Ce livre raconte, par un montage de “gros plans” plutôt que par un récit continu, les métamorphoses d’Atlas – ce titan condamné par les dieux de l’Olympe à ployer indéfiniment sous le poids du monde – en atlas, cette forme visuelle et synoptique de connaissance dont nous comprenons mieux, aujourd’hui, depuis Gerhard Richter ou Jean-Luc Godard, l’irremplaçable fécondité. On a donc tenté de restituer la pensée visuelle propre à Mnémosyne: entre sa première planche, consacrée à l’antique divination dans les viscères, et sa dernière, hantée par la montée du fascisme et de l’antisémitisme dans l’Europe de 1929. Entre les deux, nous aurons croisé les Disparates selon Goya et les “affinités électives” selon Goethe, le “gai savoir” selon Nietzsche et l’inquiétude chantée dans les Lieder de Schubert, l’image selon Walter Benjamin et les images d’August Sander, la “crise des sciences européennes” selon Husserl et le “regard embrassant” selon Wittgenstein. Sans compter les paradoxes de l’érudition et de l’imagination chers à Jorge Luis Borges.

Œuvre considérable de voir et de savoir, le projet de Mnémosyne trouve également sa source dans une réponse d’Aby Warburg aux destructions de la Grande Guerre. Non content de recueillir les Disparates du monde visible, il s’apparente donc à un recueil de Désastres où nous trouvons, aujourd’hui encore, matière à repenser – à remonter, poétiquement et politiquement – la folie de notre histoire.

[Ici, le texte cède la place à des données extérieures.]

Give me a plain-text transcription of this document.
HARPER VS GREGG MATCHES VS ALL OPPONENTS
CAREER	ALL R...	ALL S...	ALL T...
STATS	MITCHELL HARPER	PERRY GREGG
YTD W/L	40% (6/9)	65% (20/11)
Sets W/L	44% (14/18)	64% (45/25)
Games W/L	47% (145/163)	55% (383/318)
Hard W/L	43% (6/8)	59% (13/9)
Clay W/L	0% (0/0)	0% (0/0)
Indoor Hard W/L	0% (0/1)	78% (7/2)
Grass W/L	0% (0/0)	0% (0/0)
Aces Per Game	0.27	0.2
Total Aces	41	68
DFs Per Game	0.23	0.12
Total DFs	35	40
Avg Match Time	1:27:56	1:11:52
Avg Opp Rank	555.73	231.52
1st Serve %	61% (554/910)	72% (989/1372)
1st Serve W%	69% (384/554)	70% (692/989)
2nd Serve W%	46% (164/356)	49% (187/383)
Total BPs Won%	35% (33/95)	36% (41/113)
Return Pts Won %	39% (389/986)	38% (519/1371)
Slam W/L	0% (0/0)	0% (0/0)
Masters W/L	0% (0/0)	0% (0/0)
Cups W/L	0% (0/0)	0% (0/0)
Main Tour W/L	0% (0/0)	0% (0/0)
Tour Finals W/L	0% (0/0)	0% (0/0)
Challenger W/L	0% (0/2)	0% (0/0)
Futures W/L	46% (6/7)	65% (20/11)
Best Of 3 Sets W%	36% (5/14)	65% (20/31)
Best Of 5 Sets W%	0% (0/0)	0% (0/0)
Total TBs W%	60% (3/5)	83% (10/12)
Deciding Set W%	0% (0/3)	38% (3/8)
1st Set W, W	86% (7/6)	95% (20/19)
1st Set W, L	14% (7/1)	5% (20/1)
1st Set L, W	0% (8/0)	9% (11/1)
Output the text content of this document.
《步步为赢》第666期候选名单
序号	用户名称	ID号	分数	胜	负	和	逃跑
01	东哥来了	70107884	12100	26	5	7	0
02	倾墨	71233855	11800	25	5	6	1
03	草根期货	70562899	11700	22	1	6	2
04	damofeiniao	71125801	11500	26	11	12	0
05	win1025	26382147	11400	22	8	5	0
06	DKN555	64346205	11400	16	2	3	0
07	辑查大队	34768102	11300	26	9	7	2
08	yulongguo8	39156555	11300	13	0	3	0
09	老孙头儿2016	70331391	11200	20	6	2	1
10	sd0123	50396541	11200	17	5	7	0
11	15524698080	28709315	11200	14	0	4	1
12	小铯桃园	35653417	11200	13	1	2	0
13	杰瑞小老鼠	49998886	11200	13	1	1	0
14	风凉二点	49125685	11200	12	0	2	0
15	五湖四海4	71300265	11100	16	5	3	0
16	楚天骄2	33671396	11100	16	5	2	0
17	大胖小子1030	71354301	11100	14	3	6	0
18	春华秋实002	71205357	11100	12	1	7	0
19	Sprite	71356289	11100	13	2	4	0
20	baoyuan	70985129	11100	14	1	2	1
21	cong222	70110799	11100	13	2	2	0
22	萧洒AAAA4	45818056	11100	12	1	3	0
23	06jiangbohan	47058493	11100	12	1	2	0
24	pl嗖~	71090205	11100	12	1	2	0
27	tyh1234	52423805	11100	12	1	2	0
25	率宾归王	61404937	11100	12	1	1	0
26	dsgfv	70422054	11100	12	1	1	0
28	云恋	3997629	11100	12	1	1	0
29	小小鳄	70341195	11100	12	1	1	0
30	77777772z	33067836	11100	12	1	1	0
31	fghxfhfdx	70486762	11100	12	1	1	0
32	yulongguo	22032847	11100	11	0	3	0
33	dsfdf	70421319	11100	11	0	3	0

Cet ouvrage reprend, inchangé, le texte introductif du catalogue de l’exposition Atlas ¿Cómo llevar el mundo a cuestas ? – Atlas. How to Carry the World on One’s Back ? que Georges Didi-Huberman a organisée entre novembre 2010 et février 2011 au Museo Nacional Centro de Arte Reina Sofía (Madrid), exposition reprise au ZKM-Zentrum für Kunst und Medientechnologie de Karsrühe puis à la Sammlung Falckenberg de Hambourg, entre mai et novembre 2011.